Kekuatan umat di basis masjid harus selalu dipelihara dengan
konsolidasi pemikiran, perasaan, dan gerak berjamaah dengan kesatuan
gerak dasar, yakni :
- Perkuat aqidah dengan penanaman cinta kepada Allah dan cinta
kepada Rasul melalui pendekatan qira’atul Quran dan Kajian
Sirah/Hadits;
- Memakmurkan Masjid dengan sholat berjamaah lima waktu,
khususnya sholat Subuh yang dilanjutkan dengan kajian dan bahas masalah
riil ummat;
- Membiasakan dan menggemarkan bayar shodaqoh dan infak
perjuangan untuk membiayai gerakan dakwah. Shodaqoh yang dibayarkan
dikumpulkan di masjid sebagai dana ukhuwah Islamiyah untuk menyelesaikan
problem jamaah serta membiayai kegiatan gerakan dakwah di tingkat
masjid. Dengan demikian basis kekuatan umat akan terbentuk secara
nyata.
Oleh karena itu harus ada kesadaran bersama di dalam membangun masjid
dan membangun kehidupan berjamaah di masjid atau dalam memakmurkan
masjid, bahwa semua itu didasarkan semata-mata karena ketaqwaan kepada
Allah SWT, melaksanakan perintah dan syariat Allah, meneladani
Rasulullah saw; bukan untuk kepentingan yang lain, apalagi untuk
kepentingan-kepentingan yang justru membonsai umat Islam dan agama Islam
itu sendiri.
Sebagai pusat pembinaan akidah, masjid dapat difungsikan sebagai tempat
pelaksanaan kegiatan majelis taklim, baik kaum bapak, remaja, dan
ibu-ibu.
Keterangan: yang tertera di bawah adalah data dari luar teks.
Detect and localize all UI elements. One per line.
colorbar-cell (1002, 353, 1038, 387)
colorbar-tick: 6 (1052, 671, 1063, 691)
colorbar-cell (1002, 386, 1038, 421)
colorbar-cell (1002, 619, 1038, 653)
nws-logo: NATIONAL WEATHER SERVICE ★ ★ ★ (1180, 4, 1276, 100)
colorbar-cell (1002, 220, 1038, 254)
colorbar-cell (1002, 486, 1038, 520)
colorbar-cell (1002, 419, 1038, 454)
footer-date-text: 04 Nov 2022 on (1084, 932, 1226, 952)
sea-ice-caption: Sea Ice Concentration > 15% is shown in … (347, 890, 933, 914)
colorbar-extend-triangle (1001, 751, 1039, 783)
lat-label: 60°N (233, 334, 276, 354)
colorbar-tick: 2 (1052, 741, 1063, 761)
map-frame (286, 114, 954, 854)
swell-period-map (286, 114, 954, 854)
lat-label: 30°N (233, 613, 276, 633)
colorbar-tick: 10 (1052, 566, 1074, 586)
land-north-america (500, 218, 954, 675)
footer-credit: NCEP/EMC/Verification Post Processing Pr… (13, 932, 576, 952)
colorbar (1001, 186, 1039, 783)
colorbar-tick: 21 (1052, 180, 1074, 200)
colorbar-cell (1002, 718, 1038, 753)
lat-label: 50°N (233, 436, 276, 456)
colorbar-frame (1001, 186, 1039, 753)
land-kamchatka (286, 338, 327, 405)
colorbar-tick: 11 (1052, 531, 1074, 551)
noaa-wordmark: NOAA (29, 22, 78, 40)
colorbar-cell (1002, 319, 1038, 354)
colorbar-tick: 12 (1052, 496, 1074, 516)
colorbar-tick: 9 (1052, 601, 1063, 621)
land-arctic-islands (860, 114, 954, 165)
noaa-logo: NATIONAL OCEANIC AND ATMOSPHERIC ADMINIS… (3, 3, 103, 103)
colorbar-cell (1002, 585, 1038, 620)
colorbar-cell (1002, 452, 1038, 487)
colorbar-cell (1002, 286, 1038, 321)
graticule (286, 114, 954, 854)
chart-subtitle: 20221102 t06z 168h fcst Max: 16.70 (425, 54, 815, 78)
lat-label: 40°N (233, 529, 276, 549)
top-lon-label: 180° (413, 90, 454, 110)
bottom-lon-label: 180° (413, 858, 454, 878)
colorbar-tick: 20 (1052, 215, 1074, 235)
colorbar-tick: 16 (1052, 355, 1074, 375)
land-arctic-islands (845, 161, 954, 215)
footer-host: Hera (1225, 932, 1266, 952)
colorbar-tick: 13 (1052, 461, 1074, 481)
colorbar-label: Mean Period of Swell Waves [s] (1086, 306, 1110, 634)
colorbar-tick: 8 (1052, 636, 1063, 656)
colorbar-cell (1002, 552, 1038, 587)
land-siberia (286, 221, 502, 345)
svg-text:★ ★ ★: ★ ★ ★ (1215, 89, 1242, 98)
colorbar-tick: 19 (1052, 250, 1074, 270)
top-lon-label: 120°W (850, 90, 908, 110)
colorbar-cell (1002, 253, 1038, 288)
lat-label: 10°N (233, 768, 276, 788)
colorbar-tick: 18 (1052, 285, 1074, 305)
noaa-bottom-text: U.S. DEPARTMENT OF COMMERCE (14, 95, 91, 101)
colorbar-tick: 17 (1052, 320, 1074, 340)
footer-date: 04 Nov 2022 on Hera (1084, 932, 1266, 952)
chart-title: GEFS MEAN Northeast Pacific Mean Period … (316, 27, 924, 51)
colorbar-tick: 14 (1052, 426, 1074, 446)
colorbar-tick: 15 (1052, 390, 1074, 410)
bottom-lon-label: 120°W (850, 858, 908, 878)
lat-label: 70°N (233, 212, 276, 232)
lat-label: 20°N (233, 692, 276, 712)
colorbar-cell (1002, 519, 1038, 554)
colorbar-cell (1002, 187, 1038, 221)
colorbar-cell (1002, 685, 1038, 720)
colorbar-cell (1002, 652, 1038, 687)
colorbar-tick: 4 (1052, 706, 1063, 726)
Bahkan masjid dapat pula dijadikan tempat belajar bagi
anak-anak dengan menggelar atau membuka taman pendidikan Al Qur’an
(TPA). Masjid Muhammadiyah, seharusnya telah memfungsikan diri sebagai
tempat pengembangan dakwah Muhammadiyah. Sebagai pusat informasi dan
pengembangan ilmu, masjid dapat membuka taman bacaan atau perpustakaan
yang dilengkapi dengan fasilitas internet. Saat ini belum begitu banyak
masjid yang melengkapi sarana pengembangan ilmu seperti itu. Sebagai
pusat gerakan dakwah bil hal, masjid Muhammadiyah seharusnya dapat
difungsikan sebagai tempat pelaksanaan peningkatan ekonomi umat dengan
didirikan Baitul Mal wa Tanwil (BMT), koperasi, penyewaan ruangan untuk
resepsi dan sebagainya.
Fungsi masjid di zaman Rasulullah Saw adalah sebagai pusat ibadah untuk
melakukan kegiatan pembinaan dan peningkatan kualitas umat; sebagai
tempat melakukan belajar mengajar, tempat silaturahmi, komunikasi dan
interaksi, mengurus baitul mal, menerima tamu, menyelesaikan
perselisihan umat, menyusun taktik dan strategi perang dan kegiatan
sosial kemasyarakatan lainnya serta sebagai tempat ibadah seperti,
shalat, dzikir dan beriktikaf.
Dengan demikian, masjid di zaman Rasulullah saw, para sahabat dan
generasi berikutnya, memiliki fungsi yang pada intinya perpaduan
kegiatan ibadah (khusus) kepada Allah SWT dengan kegiatan muamalah, dan
perpaduan kegiatan hablum-minallah deng hablun minan-nas. Sebagai salah
pilar pengaktualisian ajaran Islam, masjid Muhammadiyah diharapkan dapat
mengoptimalkan perannya.
Dalam hal ini, menarik untuk melihat kaitan antara belum berfungsinya
masjid sebagaimana mestinya dengan Persyarikatan Muhammadiyah. Diakui
atau tidak, Muhammadiyah punya kekuatan menarik orang untuk berkumpul,
walaupun itu dalam tataran perorangan. Selain itu Muhammadiyah harus
berfungsi sebagai pembina wilayah. Membina wilayah atau jama'ah, dengan
prinsip partisipasi, mempunyai komitmen membina umat dalam segala hal di
wilayahnya. Islam yang sekarang ini, masih diorganisir oleh
nilai-nillai "abstrak". Belum kongkrit. Solidaritas umat masih berkisar
pada solidaritas polity (bukan politik ed). Artinya, kita merupakan
kesatuan sosial yang mungkin saja utuh, tetapi tidak mempunyai tujuan
yang jelas. Jadi, solidaritas memang ada, hanya belum mengakar. la hanya
bisa digunakan secara insidental, misalnya dalam Pemilihan Umum, atau
dukungan lainnya yang bersifat temporal. Sudah saatnya kita beralih
kepada bentuk solidaritas yang lebih mengakar.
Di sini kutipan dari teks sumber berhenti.